Proponemos abordar ahora la pubertad desde el hilo de la experiencia clínica de Freud, experiencia de palabra inédita ofrecida a los que se encontraban en impasse en el «malestar de nuestra civilización», permaneciendo en compañía de los poetas y los escritores.

La experiencia del psicoanálisis permite a los adolescentes darse cuenta de que aquello de lo que dicen sufrir o actuar en este momento de crisis es el reflejo nuevo que los agita. Después del descubrimiento de Freud, lo real de la pubertad no puede reducirse a un simple aumento hormonal. Lo que Freud nombró como libido es el nombre del órgano en juego en la pubertad —órgano del goce—.2 Haciendo de la libido un órgano fuera del cuerpo, Freud, y después Lacan, designan en el ser esta parte del organismo que es goce y que se mantiene como extranjera para el cuerpo y que no se anuda a la palabra. En el momento de la pubertad, el sujeto, el cuerpo del cual se transforma, afronta esta parte desconocida ante la cual las palabras desfallecen hasta el punto de enfrentarse a un imposible de decir que la clínica nos enseña.

NO HAY DESPERTAR SIN EXILIO

En su prefacio al El despertar de la primavera,3 Lacan aborda este episodio crucial de la pubertad en que la sexualidad, más que producir sentido, hace agujero en lo real, desentona, deja mancha en el cuadro.

Lo «real del psicoanálisis» es lo que Lacan descubrió en la práctica de su clínica cotidiana con sus pacientes y a través de la obra de Freud. Este real reside en el famoso enunciado «no hay relación sexual», que se esclarece con lo que podría ser su correlato «pero hay goce».

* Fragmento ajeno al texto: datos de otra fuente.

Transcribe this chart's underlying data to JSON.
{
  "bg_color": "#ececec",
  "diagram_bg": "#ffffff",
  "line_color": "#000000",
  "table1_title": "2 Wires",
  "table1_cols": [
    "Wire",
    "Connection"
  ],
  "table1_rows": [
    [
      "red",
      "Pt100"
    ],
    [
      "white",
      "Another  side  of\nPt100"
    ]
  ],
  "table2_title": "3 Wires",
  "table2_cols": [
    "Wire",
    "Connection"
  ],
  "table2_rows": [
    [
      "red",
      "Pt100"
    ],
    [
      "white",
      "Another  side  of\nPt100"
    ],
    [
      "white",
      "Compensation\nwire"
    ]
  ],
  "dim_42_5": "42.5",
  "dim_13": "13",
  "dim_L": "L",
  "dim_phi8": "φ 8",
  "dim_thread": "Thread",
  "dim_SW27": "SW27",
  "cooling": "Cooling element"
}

«No hay relación sexual» significa que para todo sujeto, por el hecho de estar atravesado por el lenguaje, el goce, como tal, atañe al régimen del Uno; es, en el fondo, ideal y solitario, no estableciendo ninguna relación con el Otro. Aunque el sujeto crea en la experiencia de una relación sexual posible, el goce del cuerpo del Otro se encuentra con un impasse, con un imposible, con una no-relación.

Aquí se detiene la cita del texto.